Cosa cambia con GPT-5.6 e il nuovo agente
La novità più concreta sta proprio in ChatGPT Work. Non parliamo del solito assistente che sputa testo e lascia all’utente il compito di sistemare tutto. Qui l’idea è diversa. L’agente prende in carico una richiesta e restituisce qualcosa di finito, un documento completo, chiuso, presentabile. È il tipo di funzione che sposta l’asticella da chatbot a vero e proprio strumento di lavoro. E il rilascio di GPT-5.6 in parallelo serve proprio a dare più muscoli a questa logica.
Il fatto che il modello sia stato reso disponibile al grande pubblico, e non tenuto in una fase di test ristretta, racconta la fretta con cui OpenAI ha voluto muoversi. Poco esitazione, poche mezze misure. La direzione è tracciata e punta dritta verso gli agenti capaci di completare compiti reali, non solo di chiacchierare.
La sfida con Anthropic entra nel vivo
Il vero motore di tutto questo è la concorrenza. Anthropic aveva svelato il suo Claude Cowork appena due giorni prima, ovvero un agente pensato con la stessa filosofia. E OpenAI, invece di aspettare, ha preferito rispondere subito con le proprie armi. Non c’è nulla di casuale in un calendario così serrato. Quando due aziende presentano prodotti tanto simili a distanza di poche ore, significa che il terreno di scontro è stato scelto e nessuna delle due vuole restare indietro.
Questa guerra degli agenti segna un passaggio piuttosto netto rispetto al passato. Fino a poco tempo fa la competizione girava attorno a chi avesse il modello più intelligente o più veloce. Ora il campo si è spostato. Conta chi riesce a trasformare l’intelligenza artificiale in qualcosa che lavora davvero al posto delle persone, portando a termine attività intere senza bisogno di supervisione costante.
Il confronto tra OpenAI e Anthropic si gioca proprio qui, sulla capacità di rendere questi strumenti utili in un contesto professionale.
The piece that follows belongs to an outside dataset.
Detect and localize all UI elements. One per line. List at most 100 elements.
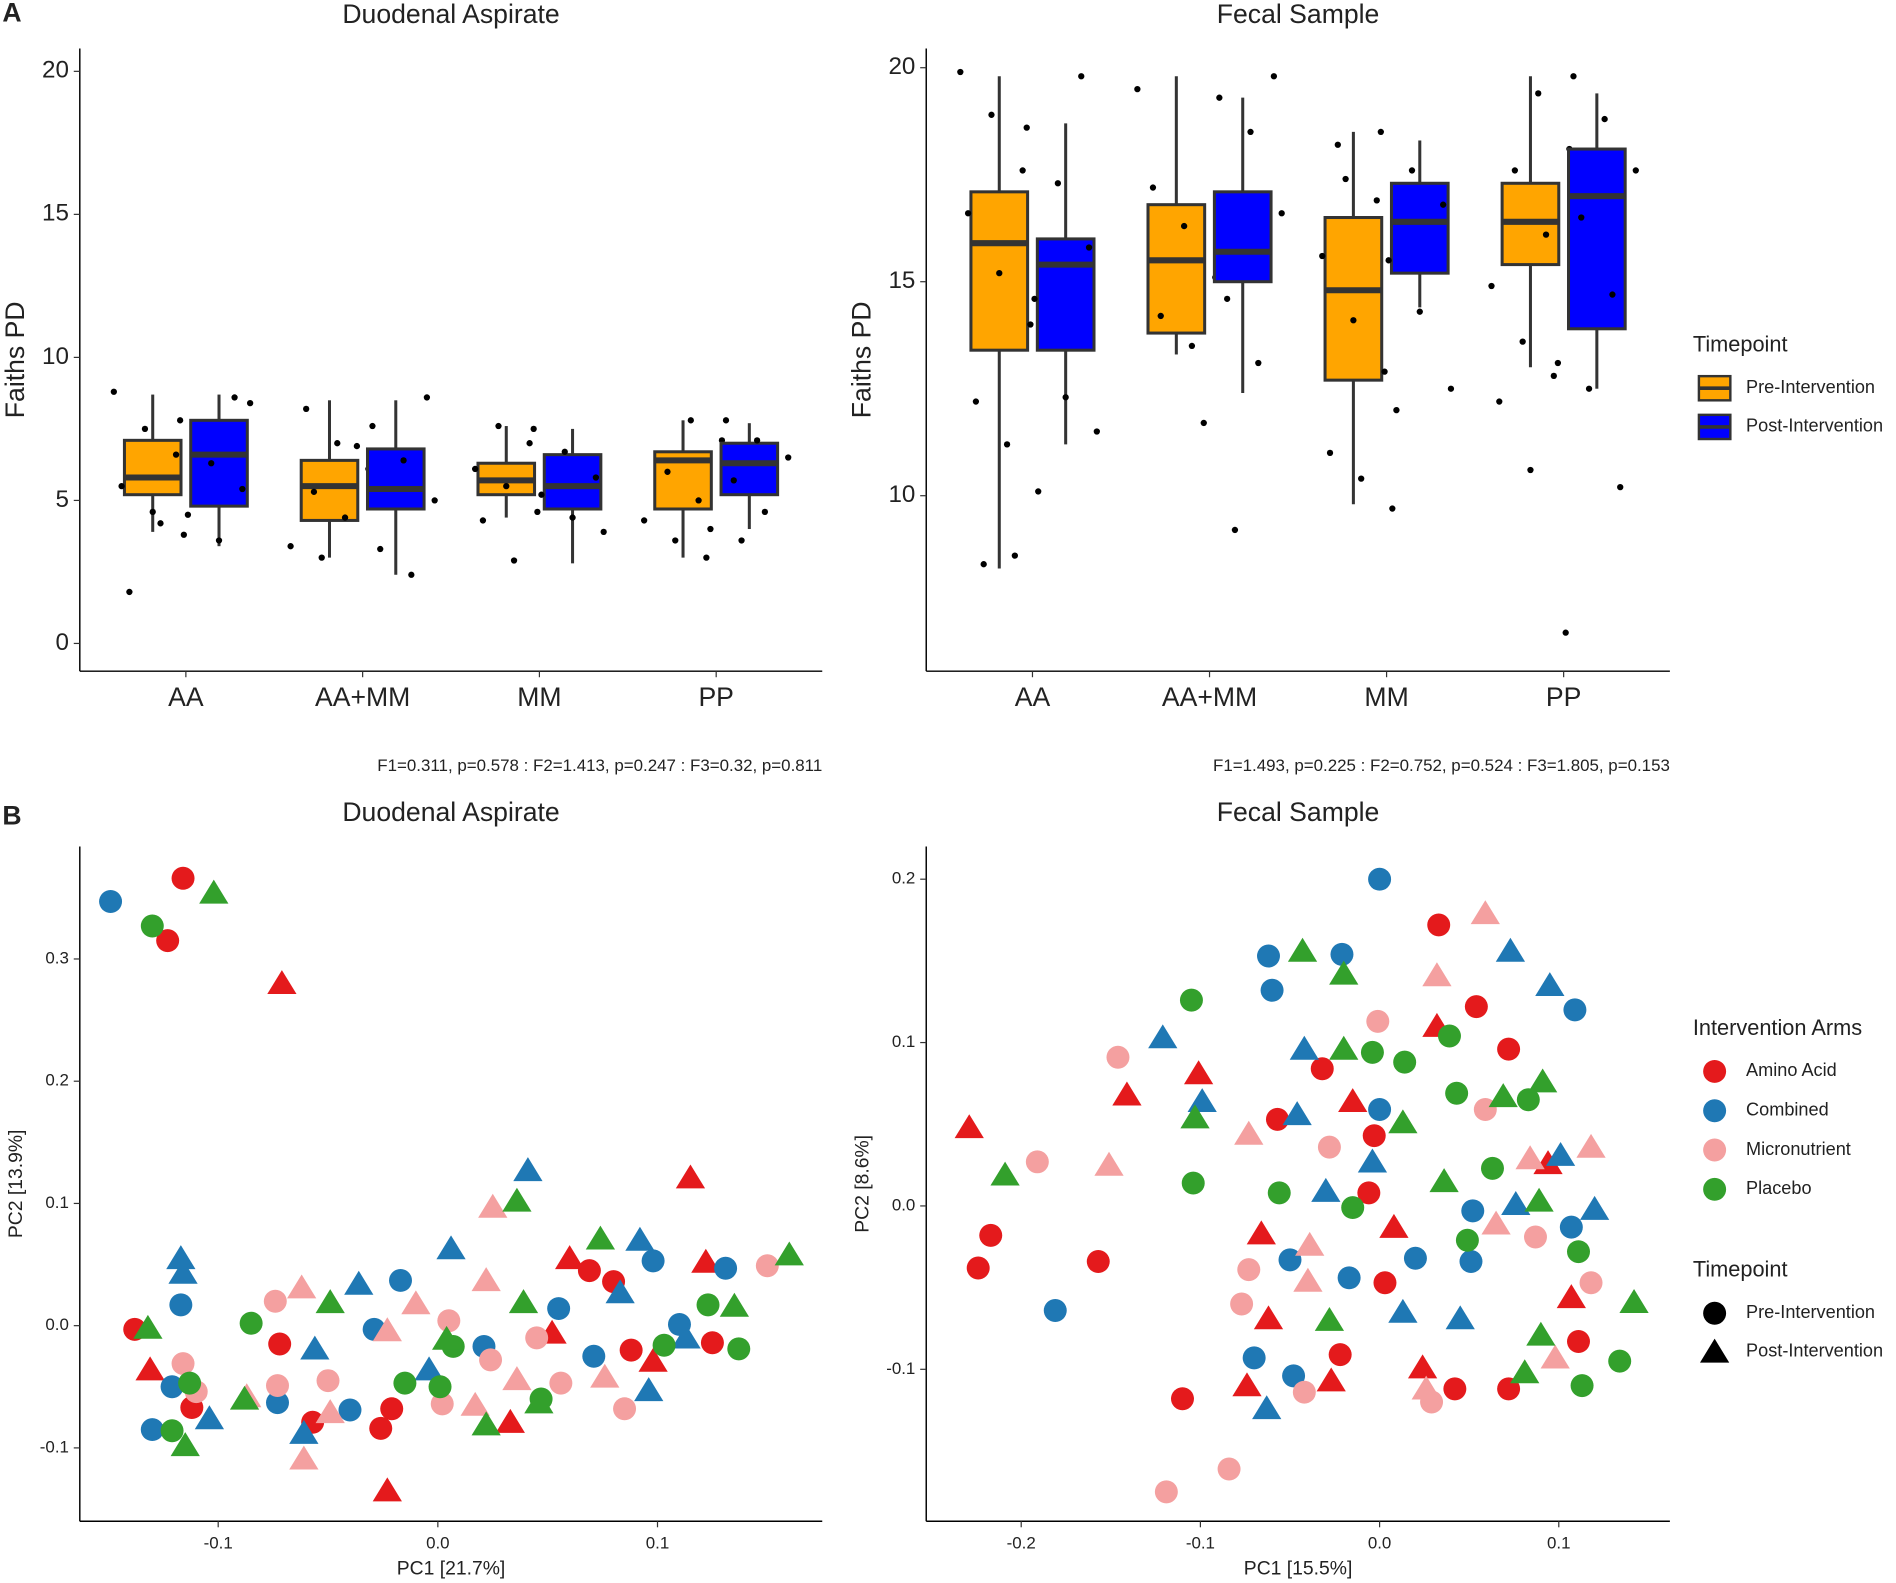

Da una parte c’è ChatGPT Work con il supporto di GPT-5.6, dall’altra Claude Cowork che ha aperto le danze per primo. Due approcci vicini, due tempistiche quasi sovrapposte, e la sensazione che il ritmo delle release sia destinato a farsi ancora più incalzante nei prossimi mesi.
Chi userà questi agenti si troverà davanti a un cambiamento pratico nel modo di affrontare il lavoro quotidiano. Meno tempo speso a rifinire bozze, meno passaggi manuali, più output pronti da consegnare. È il tipo di promessa che entrambe le aziende stanno facendo, e la corsa a chi la manterrà meglio è appena cominciata.